Dear Dean Chemerinsky,
I enjoyed your Op-Ed with Carrie Menkel-Meadow in the Times today and agree with its conclusion that the crisis in law school enrollments doesn’t call for reform to legal education. But I think there’s a better economic argument for why that is the case.
Everyone agrees that the drop in enrollments is driven by a drop in demand for lawyers. If that drop in demand had come about because some competitor to law schools were producing better lawyers, then it would be reasonable to think that law schools need to improve their product in order to compete. But here’s the thing: law schools as a group have no competitors. The only way to become a lawyer is to go to law school. And, in aggregate, employers who need to hire lawyers have to hire the lawyers law schools produce, regardless of quality. They have nowhere else to turn.

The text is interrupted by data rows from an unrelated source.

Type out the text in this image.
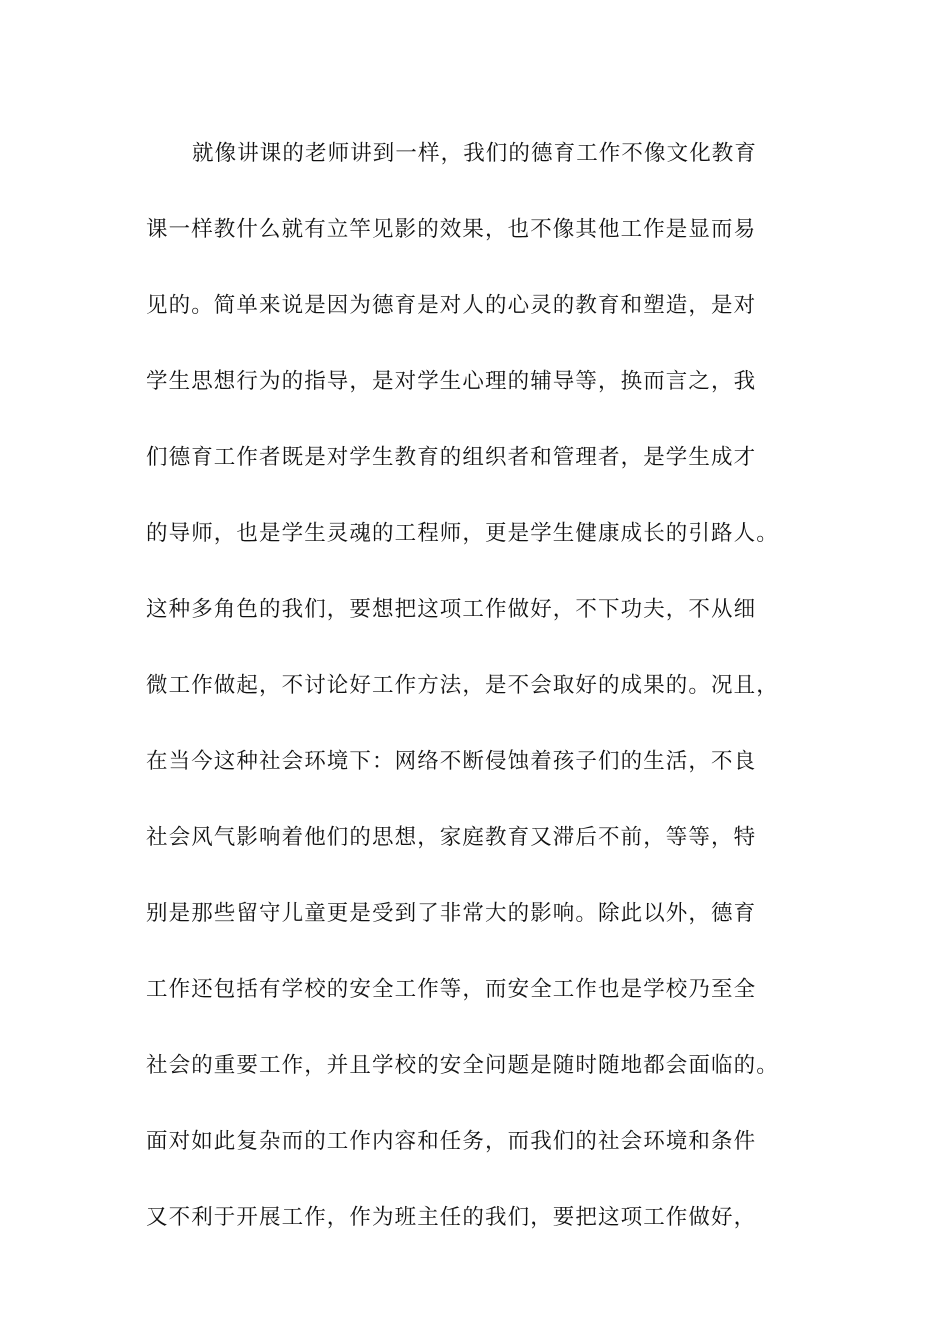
就像讲课的老师讲到一样，我们的德育工作不像文化教育
课一样教什么就有立竿见影的效果，也不像其他工作是显而易
见的。简单来说是因为德育是对人的心灵的教育和塑造，是对
学生思想行为的指导，是对学生心理的辅导等，换而言之，我
们德育工作者既是对学生教育的组织者和管理者，是学生成才
的导师，也是学生灵魂的工程师，更是学生健康成长的引路人。
这种多角色的我们，要想把这项工作做好，不下功夫，不从细
微工作做起，不讨论好工作方法，是不会取好的成果的。况且，
在当今这种社会环境下：网络不断侵蚀着孩子们的生活，不良
社会风气影响着他们的思想，家庭教育又滞后不前，等等，特
别是那些留守儿童更是受到了非常大的影响。除此以外，德育
工作还包括有学校的安全工作等，而安全工作也是学校乃至全
社会的重要工作，并且学校的安全问题是随时随地都会面临的。
面对如此复杂而的工作内容和任务，而我们的社会环境和条件
又不利于开展工作，作为班主任的我们，要把这项工作做好，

So the drop in demand for legal services simply isn’t driven by a lack of competitiveness; it’s got nothing to do with the quality of legal education. It’s got a lot to do instead with the weak economy and with a lack of commitment on the part of the government to ensuring access to justice for all Americans. If medicine were not heavily subsidized by the government, medical schools would be in the same pickle as law schools. You would have MDs working at Starbucks while trauma patients bleed to death in the streets. Instead, today we have JDs working at Starbucks while desperate homeowners try to defend against foreclosure pro se.
The solution to the problem is for law schools to go to Washington and demand more subsidization of legal services for regular Americans. The enrollments crisis is a Keynesian crisis. Unemployment due to lack of demand. As in all such crises the solution is not to blame the worker (or, in this case, the law school). Instead, the solution is government stimulus; a stimulus that in the case of the legal market can bring about more justice in addition to saving law schools from themselves.